Most world regions would benefit from devoting more resources to mental health in normal times – sub-Saharan Africa’s allocation of 0.1% of its healthcare budget to mental health, for example, comes in a context where the number of years lost to disability because of mental disorders almost matches the number of years lost because of infectious diseases.
During a crisis such as the coronavirus, mental health care becomes yet more urgent. There is an urgent need to ratchet up research into effective mental health interventions. Respondents to the UK survey in March reported that contact with relatives and friends, physical activity, managing news consumption, keeping busy, maintaining routines, and relaxation techniques including meditation, mindfulness and prayer were helping their mental health during the pandemic. Researchers and innovators should build on these insights and continue to consult those with experience of mental health problems as they develop high- and low-technology solutions.
They should also tailor interventions to different settings. Mental ill health is still a taboo subject in many countries, leading governments and communities to ignore it or even to punish those suffering from mental disorders.
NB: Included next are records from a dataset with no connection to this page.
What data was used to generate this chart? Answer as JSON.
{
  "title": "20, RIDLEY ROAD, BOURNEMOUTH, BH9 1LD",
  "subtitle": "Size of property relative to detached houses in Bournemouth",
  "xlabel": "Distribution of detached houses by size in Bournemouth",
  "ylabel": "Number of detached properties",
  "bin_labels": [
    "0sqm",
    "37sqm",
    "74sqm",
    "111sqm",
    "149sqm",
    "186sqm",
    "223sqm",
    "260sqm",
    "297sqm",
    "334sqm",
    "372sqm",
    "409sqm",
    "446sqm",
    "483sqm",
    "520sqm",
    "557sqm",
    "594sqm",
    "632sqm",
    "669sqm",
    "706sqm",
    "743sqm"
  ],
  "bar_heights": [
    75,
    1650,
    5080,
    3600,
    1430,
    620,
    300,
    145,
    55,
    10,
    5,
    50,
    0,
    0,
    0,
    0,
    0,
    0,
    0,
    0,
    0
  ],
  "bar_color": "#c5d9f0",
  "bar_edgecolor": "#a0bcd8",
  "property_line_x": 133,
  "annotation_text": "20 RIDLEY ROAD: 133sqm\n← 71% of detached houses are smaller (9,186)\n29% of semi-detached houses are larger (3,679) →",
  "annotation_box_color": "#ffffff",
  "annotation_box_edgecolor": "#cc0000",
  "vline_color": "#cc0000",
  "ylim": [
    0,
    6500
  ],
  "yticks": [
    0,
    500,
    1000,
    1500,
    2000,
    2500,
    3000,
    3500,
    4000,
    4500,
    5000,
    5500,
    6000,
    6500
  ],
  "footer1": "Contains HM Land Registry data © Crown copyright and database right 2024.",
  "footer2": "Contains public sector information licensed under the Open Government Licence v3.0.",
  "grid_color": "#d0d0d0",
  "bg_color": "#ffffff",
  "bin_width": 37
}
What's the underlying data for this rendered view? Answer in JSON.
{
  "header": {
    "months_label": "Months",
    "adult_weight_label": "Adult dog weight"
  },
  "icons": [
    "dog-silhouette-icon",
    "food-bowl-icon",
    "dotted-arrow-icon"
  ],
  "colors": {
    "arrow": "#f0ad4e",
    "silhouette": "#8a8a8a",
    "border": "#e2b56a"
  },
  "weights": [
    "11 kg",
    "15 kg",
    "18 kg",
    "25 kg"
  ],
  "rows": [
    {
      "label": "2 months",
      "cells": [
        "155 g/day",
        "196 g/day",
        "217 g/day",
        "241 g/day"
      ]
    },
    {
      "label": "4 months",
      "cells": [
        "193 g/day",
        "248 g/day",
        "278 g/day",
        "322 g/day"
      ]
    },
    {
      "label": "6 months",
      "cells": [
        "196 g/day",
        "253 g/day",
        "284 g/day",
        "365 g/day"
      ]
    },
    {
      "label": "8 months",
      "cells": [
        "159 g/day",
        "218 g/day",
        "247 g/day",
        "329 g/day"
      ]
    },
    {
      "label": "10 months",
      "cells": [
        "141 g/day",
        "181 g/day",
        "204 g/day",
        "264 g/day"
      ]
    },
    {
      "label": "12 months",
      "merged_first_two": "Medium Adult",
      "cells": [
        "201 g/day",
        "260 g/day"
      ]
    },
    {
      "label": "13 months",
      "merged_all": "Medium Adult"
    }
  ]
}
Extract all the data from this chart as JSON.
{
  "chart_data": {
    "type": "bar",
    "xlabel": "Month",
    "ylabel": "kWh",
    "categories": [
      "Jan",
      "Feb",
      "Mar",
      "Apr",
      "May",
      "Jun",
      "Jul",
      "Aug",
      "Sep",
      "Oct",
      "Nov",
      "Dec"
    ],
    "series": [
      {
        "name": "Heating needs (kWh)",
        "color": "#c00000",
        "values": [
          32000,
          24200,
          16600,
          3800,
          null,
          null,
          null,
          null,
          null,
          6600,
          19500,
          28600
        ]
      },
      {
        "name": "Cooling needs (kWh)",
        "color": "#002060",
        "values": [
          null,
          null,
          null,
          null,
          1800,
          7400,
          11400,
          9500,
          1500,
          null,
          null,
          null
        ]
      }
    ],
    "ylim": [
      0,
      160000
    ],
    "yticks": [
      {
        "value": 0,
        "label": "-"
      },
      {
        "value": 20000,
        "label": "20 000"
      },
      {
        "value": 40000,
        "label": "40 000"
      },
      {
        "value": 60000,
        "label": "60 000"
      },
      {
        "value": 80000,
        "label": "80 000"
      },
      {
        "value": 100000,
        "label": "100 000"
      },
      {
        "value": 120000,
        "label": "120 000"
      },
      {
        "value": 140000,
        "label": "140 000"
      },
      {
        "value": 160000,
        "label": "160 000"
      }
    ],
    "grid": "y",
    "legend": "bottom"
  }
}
Family and religion play a stronger role in providing psychological support in some countries than in others, and in these settings interventions that work through rather than parallel to these institutions may prove more effective. Where internet coverage remains low, digital interventions – to provide information, assess and monitor risks, connect people to services, and provide direct therapy – may need to be complemented by telephone-based solutions. And where the availability of pharmaceutical therapies is limited, an emphasis on counselling and community-based solutions will be more appropriate.
Given the urgency of responding to the mental health impacts of the coronavirus pandemic, asking people in different environments what they think will help them is a shortcut to developing successful interventions. Long-term monitoring of these interventions’ impacts and cost-effectiveness can assist policy makers to identify and scale up those that work.